THS Traveler: John Lelecas in Los Angeles

THS member JOHN LELECAS of Florida kindly shares his reflections on a recent trip to Los Angeles. 

LOS ANGELES  – LAST REMAINING SEATS 2010

I just returned from an exciting visit to Los Angeles to partake of this year’s “Last Remaining Seats” program in downtown L.A.

The kickoff event was at the wonderful Los Angeles Theatre on Broadway. Robert Morse and Michele Lee were on stage to introduce their 1967 film “How to Succeed in Business without Really Trying”. Hosting a sellout crowd, the old Los Angeles Theatre looked more tired than ever. Most of the lighting was by floods, the traveler curtain apparently had finally refused to operate, but the crowd loved every minute of the evening.

The next Wednesday event was at the wonderful Million Dollar Theatre, Sid Grauman’s 1918 movie palace, and sporting a new paint job, the theatre looked remarkably beautiful. The movie was the 1951 Alfred Hitchcock thriller “Strangers on a Train” starring Farley Granger and Robert Walker. The audience was treated to two curtains and lovely red atmospheric lighting. Unfortunately the sound was barely audible at the upper balcony level, and the picture was less than perfect. Luckily those of us who have seen the film a gazillion times knew the dialogue anyway, and the younger crowd was awestruck by the destruction of the carousel. Suffice it to say, the sellout crowd was plenty pleased.

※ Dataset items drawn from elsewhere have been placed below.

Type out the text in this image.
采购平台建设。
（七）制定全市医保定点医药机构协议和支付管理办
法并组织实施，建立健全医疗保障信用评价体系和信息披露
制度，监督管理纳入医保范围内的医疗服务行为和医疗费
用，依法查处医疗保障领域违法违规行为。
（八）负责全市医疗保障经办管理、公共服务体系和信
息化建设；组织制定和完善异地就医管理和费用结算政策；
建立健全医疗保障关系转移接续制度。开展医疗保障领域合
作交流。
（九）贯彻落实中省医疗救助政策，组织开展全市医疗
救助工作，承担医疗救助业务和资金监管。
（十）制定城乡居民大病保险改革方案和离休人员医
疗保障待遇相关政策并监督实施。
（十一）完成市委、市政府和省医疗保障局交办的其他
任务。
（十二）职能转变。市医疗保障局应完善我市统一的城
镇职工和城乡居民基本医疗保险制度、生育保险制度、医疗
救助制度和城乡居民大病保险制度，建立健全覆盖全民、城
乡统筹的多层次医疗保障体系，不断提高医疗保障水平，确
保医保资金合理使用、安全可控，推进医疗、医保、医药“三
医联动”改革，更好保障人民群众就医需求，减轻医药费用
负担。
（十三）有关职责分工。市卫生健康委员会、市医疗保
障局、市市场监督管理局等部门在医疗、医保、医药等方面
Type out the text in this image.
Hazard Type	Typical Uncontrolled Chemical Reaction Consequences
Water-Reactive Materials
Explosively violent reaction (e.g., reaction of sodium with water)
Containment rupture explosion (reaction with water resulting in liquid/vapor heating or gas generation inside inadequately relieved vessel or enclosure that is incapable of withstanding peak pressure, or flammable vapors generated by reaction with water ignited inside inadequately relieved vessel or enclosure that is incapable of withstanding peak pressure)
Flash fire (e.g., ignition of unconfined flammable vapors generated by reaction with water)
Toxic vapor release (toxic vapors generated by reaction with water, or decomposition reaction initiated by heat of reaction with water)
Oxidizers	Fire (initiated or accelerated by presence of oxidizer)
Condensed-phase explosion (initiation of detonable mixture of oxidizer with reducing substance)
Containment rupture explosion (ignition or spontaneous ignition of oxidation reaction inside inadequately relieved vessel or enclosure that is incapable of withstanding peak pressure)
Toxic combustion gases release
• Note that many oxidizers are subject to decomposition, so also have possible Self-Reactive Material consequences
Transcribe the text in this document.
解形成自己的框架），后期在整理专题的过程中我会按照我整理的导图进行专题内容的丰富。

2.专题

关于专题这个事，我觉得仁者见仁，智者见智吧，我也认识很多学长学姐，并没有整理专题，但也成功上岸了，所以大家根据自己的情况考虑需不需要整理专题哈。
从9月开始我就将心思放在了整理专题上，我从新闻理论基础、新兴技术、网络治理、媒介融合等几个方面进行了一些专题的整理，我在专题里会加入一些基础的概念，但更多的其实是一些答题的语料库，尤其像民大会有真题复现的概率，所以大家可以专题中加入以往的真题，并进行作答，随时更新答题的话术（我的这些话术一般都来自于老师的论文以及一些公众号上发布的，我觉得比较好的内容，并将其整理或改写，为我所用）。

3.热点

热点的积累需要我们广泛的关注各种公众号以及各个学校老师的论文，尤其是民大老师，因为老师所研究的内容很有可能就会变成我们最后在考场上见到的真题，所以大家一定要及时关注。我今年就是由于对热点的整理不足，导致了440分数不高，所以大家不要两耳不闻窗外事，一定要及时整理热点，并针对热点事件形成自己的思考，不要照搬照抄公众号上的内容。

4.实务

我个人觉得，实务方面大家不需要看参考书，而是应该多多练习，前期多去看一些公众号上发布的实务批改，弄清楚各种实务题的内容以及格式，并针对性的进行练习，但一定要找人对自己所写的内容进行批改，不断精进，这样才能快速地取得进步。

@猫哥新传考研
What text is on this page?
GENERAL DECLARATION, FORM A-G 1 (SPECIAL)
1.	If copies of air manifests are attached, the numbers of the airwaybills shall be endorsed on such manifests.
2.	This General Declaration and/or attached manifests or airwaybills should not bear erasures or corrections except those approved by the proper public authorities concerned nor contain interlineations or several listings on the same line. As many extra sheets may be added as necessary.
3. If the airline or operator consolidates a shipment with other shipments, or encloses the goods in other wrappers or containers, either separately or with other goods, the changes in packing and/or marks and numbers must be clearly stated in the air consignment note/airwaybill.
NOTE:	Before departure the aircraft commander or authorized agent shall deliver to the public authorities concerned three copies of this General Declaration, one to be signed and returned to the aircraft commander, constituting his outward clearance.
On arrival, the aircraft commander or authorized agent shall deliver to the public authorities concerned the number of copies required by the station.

I also took time to visit the newly renovated Wilshire Theatre (Saban) and was given a nice tour by Box Office Manager Brayan Santillan.  All of the dark paint has been removed, and the art deco interior sparkled in silver and gold. The proscenium arch with its zigzag decorations and the surrounding fretwork design are dazzling. I also met with Sherry Appleby, executive director of the temple. Both of my hosts were most gracious and wanting very much to share their theatre and make people aware of what lies beyond the entrance doors.

I am hoping perhaps the Los Angeles Conservancy might be able to help with events. The movie screen remains in place, but projectors have been removed. I know in Florida that has not stopped the showing of movies in theatres in Miami and Miami Beach. It will be gratifying to see success at the Saban. It is too wonderful a theatre to lie dark.